Then take it decade by decade in Europe and the United States. Getting run off the road by the first “horseless carriages” and factories replacing farming? Getting sent off to the trenches of World War 1? Getting arrested for teaching evolution in schools, watching Al Jolson in blackface in The Jazz Singer, prohibition and the rise of the Mafia, the execution of Sacco and Vanzetti? On to the glorious Depression. Then comes the lovely World War II and the atom bomb. On to the arms race, Leave It to Beaver next to Jim Crow, the false promise of technology as salvation. That brings us to the turbulent 60’s and Kent State and the Vietnam War and youth lost to drugs, Guru Maharaji, born-again Jesus cults. Nixon’s betrayal opens the 70’s, Reagan’s Star Wars Shield, trickle-down feed-the-rich bullshit, continuing the new Jim Crow incarcerating black folks and the turn to conservatism. Finally the 90’s with Clinton’s hopes dashed on the rocks of Nafta, outsourcing labor, deregulating a greedy Wall Street, the beginning of the next wave of technology to distract us while promising to connect us. The next century opens with Bush's election steal, 9/11, Katrina and the like. Obama's glorious victory is the closest I can be nostalgic for, but soured by the Tea Party and the refusal of Republicans to put the country's health at stake and just taking their ball and refusing to play the game. And don't even mention 11/9, 2016. Which would you choose for “this is when it all was good and honest and beautiful?”
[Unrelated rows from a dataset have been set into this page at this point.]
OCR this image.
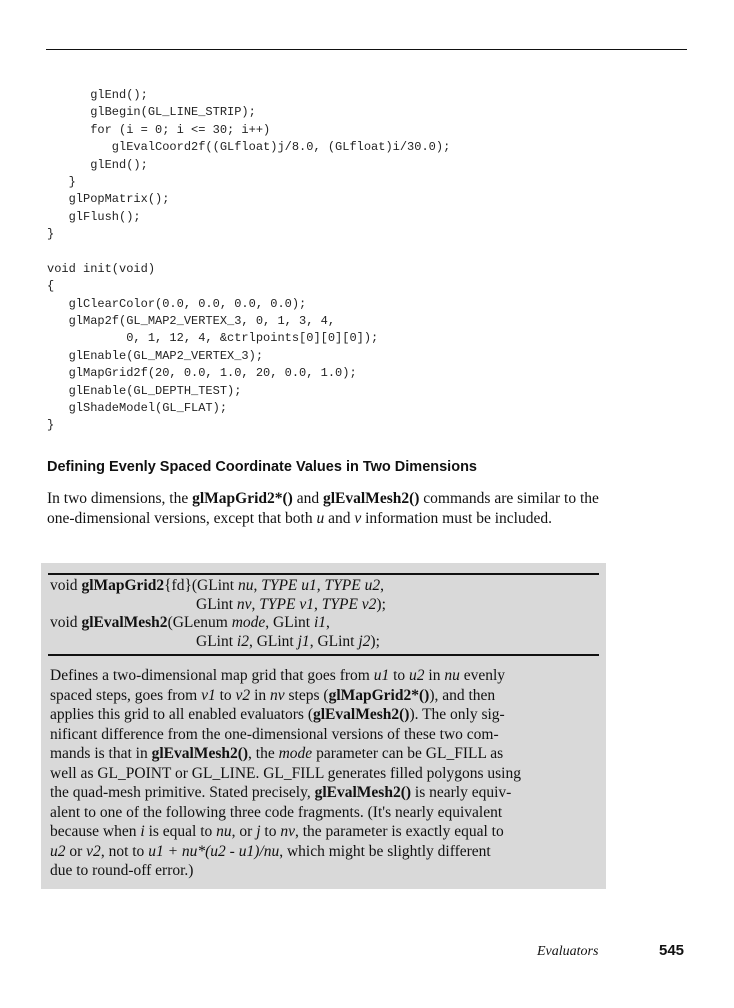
glEnd();
glBegin(GL_LINE_STRIP);
for (i = 0; i <= 30; i++)
glEvalCoord2f((GLfloat)j/8.0, (GLfloat)i/30.0);
glEnd();
}
glPopMatrix();
glFlush();
}
void init(void)
{
glClearColor(0.0, 0.0, 0.0, 0.0);
glMap2f(GL_MAP2_VERTEX_3, 0, 1, 3, 4,
0, 1, 12, 4, &ctrlpoints[0][0][0]);
glEnable(GL_MAP2_VERTEX_3);
glMapGrid2f(20, 0.0, 1.0, 20, 0.0, 1.0);
glEnable(GL_DEPTH_TEST);
glShadeModel(GL_FLAT);
}
Defining Evenly Spaced Coordinate Values in Two Dimensions

In two dimensions, the glMapGrid2*() and glEvalMesh2() commands are similar to the one-dimensional versions, except that both u and v information must be included.

void glMapGrid2{fd}(GLint nu, TYPE u1, TYPE u2,
GLint nv, TYPE v1, TYPE v2);
void glEvalMesh2(GLenum mode, GLint i1,
GLint i2, GLint j1, GLint j2);
Defines a two-dimensional map grid that goes from u1 to u2 in nu evenly
spaced steps, goes from v1 to v2 in nv steps (glMapGrid2*()), and then
applies this grid to all enabled evaluators (glEvalMesh2()). The only sig-
nificant difference from the one-dimensional versions of these two com-
mands is that in glEvalMesh2(), the mode parameter can be GL_FILL as
well as GL_POINT or GL_LINE. GL_FILL generates filled polygons using
the quad-mesh primitive. Stated precisely, glEvalMesh2() is nearly equiv-
alent to one of the following three code fragments. (It's nearly equivalent
because when i is equal to nu, or j to nv, the parameter is exactly equal to
u2 or v2, not to u1 + nu*(u2 - u1)/nu, which might be slightly different
due to round-off error.)
Evaluators	545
Like I said, a provoking question. Name a decade in the entire history of the species when people were not facing the sensation of a world gone mad. Now I do believe there were pockets of peace and prosperity and places where indeed, issues were reduced to a manageable proportion. “Hmm. We could use a bit of rain right now.” “The roof is leaking.” “Ward, I’m worried about the Beav.” And I do feel like the magnitude and intensity of today’s issues— climate change, nuclear threats, terrorism, the swing to fundamentalism, the rise of “truth doesn’t matter,” addiction to machines and alienation from nature and our own nature, “my ignorance is just as good as your education” and so on is indeed daunting and overwhelming and in a different realm altogether.

But beside the fact that even the poor amongst us in most of the world live more comfortably than kings of any bygone era and much longer lives as well, the other heartening news is that there are more and more people awake to and awakening to these problems. I often think of the “beatniks” of the 1950’s running so counter to mainstream America that they must have felt isolated in a way that I didn’t when I joined the “hippie movement” in the 60’s. And every time I go to a rally in San Francisco, I remember how many of us are outraged by what it is and determined to try to keep working for what might be. And yes, the stakes are high, but our freedom to publicly write and disseminate posts like these, to gather and raise our voices both in protest and song, our hope to convince yet more that content of character supercedes skin color, sexual preference, gender and religion is not to be taken lightly. As we say to the preschool kids, “You get what you get and you don’t get upset.” This is what we have to work with. And again, would you prefer any of the other decades?